Citation764 F.2d 1186
Decision Date18 June 1985
Docket NumberNo. 84-3072,84-3072
Parties-5352 Robert KREIMES; Joan E. Kreimes, Plaintiffs-Appellees, v. DEPARTMENT OF TREASURY, Defendant-Appellant.
CourtUnited States Courts of Appeals. United States Court of Appeals (6th Circuit)

Patrick J. Foley, Jason P. Green, Tax Div., Dept. of Justice, Glenn L. Archer, Michael L. Paup, Gilbert S. Rothenberg, Bruce R. Ellisen, argued, Washington, D.C., for defendant-appellant.

Dennis E. Murray, argued, Murray & Murray Co., Sandusky, Ohio, for plaintiffs-appellees.

Before MARTIN and KRUPANSKY, Circuit Judges, and CELEBREZZE, Senior Circuit Judge.

CELEBREZZE, Senior Circuit Judge. 1

In this tax refund case, the government appeals the award of attorney's fees to plaintiffs, Robert and Joan Kreimes, pursuant to the Equal Access to Justice Act, 28 U.S.C. Sec. 2412(d) (1982). The government contends that the plaintiffs are not entitled to attorney's fees because they were not the "prevailing party" under Section 2412(d) and that, if they were the prevailing party, the government's position in the litigation was "substantially justified." The government further argues that even if an award of attorney's fees was proper, the amount awarded should be reduced to reflect plaintiffs' limited success in the litigation and to exclude any award of attorney's fees for administrative proceedings.

I.

The Kreimeses live in Sandusky, Ohio on a peninsula that juts into Lake Erie. In June and November 1972, storms on the lake damaged their property and they claimed a casualty loss of $1,570 on their 1972 tax return as attributable to these storms. In March 1973, another storm struck causing further damage to the Kreimeses' house and land. Because the region was declared a federal disaster area, the Kreimeses became eligible for a Small Business Administration loan to make repairs and applied for such a loan in the amount of $13,165. The Small Business Administration, however, only granted the Kreimeses $2,000 for repairs. The loan was subsequently forgiven by the Small Business Administration.

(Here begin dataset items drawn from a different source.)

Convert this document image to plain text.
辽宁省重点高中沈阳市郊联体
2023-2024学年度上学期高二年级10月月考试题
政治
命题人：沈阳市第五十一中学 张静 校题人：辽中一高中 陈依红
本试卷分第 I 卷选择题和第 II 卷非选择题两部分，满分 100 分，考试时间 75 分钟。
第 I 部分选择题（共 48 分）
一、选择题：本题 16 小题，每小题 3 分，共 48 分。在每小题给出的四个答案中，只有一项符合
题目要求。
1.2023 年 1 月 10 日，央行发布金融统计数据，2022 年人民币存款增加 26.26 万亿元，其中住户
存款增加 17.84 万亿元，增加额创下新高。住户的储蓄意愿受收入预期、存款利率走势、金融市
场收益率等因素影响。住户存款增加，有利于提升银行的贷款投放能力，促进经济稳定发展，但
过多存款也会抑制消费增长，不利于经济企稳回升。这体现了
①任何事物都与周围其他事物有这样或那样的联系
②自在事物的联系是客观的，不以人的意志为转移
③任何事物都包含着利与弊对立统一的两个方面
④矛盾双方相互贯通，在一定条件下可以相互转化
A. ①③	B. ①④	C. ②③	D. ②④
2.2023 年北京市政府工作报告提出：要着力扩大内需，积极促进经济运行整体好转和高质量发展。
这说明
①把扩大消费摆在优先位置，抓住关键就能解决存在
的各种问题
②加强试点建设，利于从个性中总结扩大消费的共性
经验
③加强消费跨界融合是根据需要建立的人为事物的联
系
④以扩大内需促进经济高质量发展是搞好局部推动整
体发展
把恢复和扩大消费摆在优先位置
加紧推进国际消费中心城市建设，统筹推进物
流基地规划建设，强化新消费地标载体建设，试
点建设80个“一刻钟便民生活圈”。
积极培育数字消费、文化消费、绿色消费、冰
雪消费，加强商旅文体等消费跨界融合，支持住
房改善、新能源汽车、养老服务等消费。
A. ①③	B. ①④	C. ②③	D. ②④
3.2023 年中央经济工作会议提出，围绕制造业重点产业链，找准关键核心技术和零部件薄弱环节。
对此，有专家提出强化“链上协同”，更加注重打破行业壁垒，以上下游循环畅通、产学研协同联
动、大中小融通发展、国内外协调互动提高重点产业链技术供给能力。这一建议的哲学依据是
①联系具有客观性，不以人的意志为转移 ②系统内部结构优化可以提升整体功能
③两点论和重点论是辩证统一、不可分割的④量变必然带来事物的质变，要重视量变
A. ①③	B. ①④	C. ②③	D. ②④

On their 1973 tax return, the Kreimeses claimed a casualty loss deduction of $27,725 attributable to the March 1973 storm pursuant to I.R.C. Sec. 165 (1982). 2 The Kreimeses apparently relied on a real estate appraiser's report that valued their loss at over $30,000. The Internal Revenue Service, however, disallowed the deduction. The Kreimeses paid the resulting tax deficiency and filed an action in district court seeking recovery of the tax paid plus interest.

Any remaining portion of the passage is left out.